Sin apenas aliento le dije:
– Padre, quisiera ser cristiano, por favor.
Sonrió.
– Ya lo eres, Piscine, en el corazón. Aquel que se encuentra con Cristo con buena fe ya es cristiano. Aquí en Munnar has conocido a Jesucristo.
Me acarició la cabeza. De hecho, me la golpeó. La mano me hizo BUM BUM BUM en la cabeza.
Creí que iba a estallar de alegría.
– Cuando vuelvas, tomaremos más té, hijo.
– Sí, padre.
Fue una sonrisa bondadosa la que me dedicó. La sonrisa de Cristo.
Entré en la iglesia, ahora sin miedo, ya que se había convertido en mi casa también. Recé a Cristo, que está vivo. Entonces bajé corriendo la colina de la izquierda para subir corriendo la de la derecha, donde di las gracias al Dios Krishna por haberme presentado a Jesús de Nazaret, cuya humanidad tanto me cautivaba.
El Islam no se quedó a la zaga. Entró en mi vida un año después. Debía de tener unos quince años y estaba explorando mi ciudad natal. El barrio musulmán estaba cerca del zoológico. Era una zona pequeña y tranquila, llena de casas con escritura árabe y medias lunas inscritas en las fachadas.
Llegué a la calle Mullah. Me asomé por la puerta de la Jamia Masjid, la Gran Mezquita, procurando quedarme en el exterior, por supuesto. El islamismo tenía fama de ser aún peor que el cristianismo. Tenía menos dioses, mayor violencia y nunca me habían hablado bien de las escuelas musulmanas, así que no tenía ninguna intención de entrar, por muy vacía que estuviera la mezquita. El edificio, limpio y blanco aparte de algunos bordes pintados de color verde, consistía en una construcción abierta que se desplegaba alrededor de una sala central vacía. El suelo estaba cubierto de unas largas alfombras de paja. Al fondo de la sala había dos minaretes finos y estriados que subían hacia el techo y justo detrás, unos cocoteros altísimos. La verdad es que no vi nada claramente religioso ni de gran interés en la mezquita, pero se me antojó un lugar agradable y tranquilo.
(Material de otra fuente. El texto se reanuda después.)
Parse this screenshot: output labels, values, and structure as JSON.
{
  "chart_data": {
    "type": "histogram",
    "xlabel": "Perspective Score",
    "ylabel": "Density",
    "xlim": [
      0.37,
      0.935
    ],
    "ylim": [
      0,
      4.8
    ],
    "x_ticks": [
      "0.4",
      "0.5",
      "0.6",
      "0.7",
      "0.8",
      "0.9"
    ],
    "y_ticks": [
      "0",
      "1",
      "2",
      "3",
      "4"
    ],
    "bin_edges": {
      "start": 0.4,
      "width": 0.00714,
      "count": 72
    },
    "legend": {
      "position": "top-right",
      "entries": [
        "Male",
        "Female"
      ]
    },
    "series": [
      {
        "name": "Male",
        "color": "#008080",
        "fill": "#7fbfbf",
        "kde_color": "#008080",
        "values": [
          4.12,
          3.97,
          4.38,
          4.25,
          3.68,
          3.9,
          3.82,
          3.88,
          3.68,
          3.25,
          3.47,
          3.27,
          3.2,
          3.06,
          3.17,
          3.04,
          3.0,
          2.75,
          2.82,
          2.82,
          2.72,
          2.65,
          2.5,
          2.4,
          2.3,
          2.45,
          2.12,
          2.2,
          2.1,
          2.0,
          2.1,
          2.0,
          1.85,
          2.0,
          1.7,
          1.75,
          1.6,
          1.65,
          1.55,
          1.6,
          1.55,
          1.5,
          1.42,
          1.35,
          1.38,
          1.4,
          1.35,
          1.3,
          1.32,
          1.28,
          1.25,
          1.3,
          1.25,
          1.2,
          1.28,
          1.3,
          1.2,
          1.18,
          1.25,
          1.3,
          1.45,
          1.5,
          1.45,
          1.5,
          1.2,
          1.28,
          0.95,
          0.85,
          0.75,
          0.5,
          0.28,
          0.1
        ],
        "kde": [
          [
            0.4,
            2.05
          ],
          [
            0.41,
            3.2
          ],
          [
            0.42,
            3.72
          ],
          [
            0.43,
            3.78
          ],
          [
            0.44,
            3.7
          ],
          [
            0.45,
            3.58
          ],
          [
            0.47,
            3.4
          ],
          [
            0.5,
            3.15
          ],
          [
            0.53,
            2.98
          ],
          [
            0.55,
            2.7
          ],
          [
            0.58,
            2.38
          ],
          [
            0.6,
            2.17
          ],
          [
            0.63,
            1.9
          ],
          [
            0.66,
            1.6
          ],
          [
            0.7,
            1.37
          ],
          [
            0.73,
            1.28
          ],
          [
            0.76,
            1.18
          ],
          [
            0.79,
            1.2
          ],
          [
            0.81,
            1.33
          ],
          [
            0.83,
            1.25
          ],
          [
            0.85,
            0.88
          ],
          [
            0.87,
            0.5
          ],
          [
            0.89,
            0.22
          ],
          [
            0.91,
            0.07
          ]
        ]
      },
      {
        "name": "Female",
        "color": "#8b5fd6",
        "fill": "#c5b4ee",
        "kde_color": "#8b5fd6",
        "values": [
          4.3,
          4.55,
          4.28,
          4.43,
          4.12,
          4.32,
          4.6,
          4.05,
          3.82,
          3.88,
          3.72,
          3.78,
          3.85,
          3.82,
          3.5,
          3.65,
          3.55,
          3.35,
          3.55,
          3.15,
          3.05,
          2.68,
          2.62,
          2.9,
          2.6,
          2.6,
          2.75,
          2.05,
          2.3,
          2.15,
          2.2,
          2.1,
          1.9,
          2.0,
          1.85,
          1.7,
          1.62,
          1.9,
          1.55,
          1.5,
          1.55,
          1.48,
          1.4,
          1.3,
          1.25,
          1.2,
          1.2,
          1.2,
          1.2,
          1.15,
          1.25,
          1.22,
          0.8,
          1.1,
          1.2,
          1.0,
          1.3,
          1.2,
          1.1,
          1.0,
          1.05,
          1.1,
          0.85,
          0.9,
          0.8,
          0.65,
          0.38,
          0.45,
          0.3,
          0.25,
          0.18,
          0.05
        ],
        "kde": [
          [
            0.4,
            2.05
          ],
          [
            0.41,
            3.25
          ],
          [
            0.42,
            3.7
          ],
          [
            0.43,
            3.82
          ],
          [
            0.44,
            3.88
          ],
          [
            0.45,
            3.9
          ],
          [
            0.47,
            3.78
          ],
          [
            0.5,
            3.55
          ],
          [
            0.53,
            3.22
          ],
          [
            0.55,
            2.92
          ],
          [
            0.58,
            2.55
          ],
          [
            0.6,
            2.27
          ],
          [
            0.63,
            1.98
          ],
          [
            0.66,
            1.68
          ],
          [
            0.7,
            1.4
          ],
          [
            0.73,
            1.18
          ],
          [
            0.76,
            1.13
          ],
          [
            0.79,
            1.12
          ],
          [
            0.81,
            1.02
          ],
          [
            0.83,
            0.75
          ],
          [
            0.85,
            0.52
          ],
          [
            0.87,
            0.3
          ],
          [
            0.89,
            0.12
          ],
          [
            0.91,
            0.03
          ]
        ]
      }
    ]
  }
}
Seguí caminando. Un poco más allá de la mezquita había una serie de viviendas adosadas de un piso con porches sombreados. Eran casas humildes, venidas a menos, con paredes de estuco de color verde pálido. Una de las viviendas también era una tienda. Vi un estante lleno de botellas polvorientas de refrescos Thums Up y cuatro tarros de vidrio medio llenos de caramelos. Pero lo que me llamó la atención fue el producto principal: unos objetos planos, redondos y blancos. Me acerqué. Parecían una especie de pan ázimo. Toqué uno de ellos y dio la vuelta, rígido. Era similar al pan indio, pero de tres días. Me pregunté quién se comería algo así. Cogí uno como si fuera un abanico y lo agité un poco a ver si se rompía.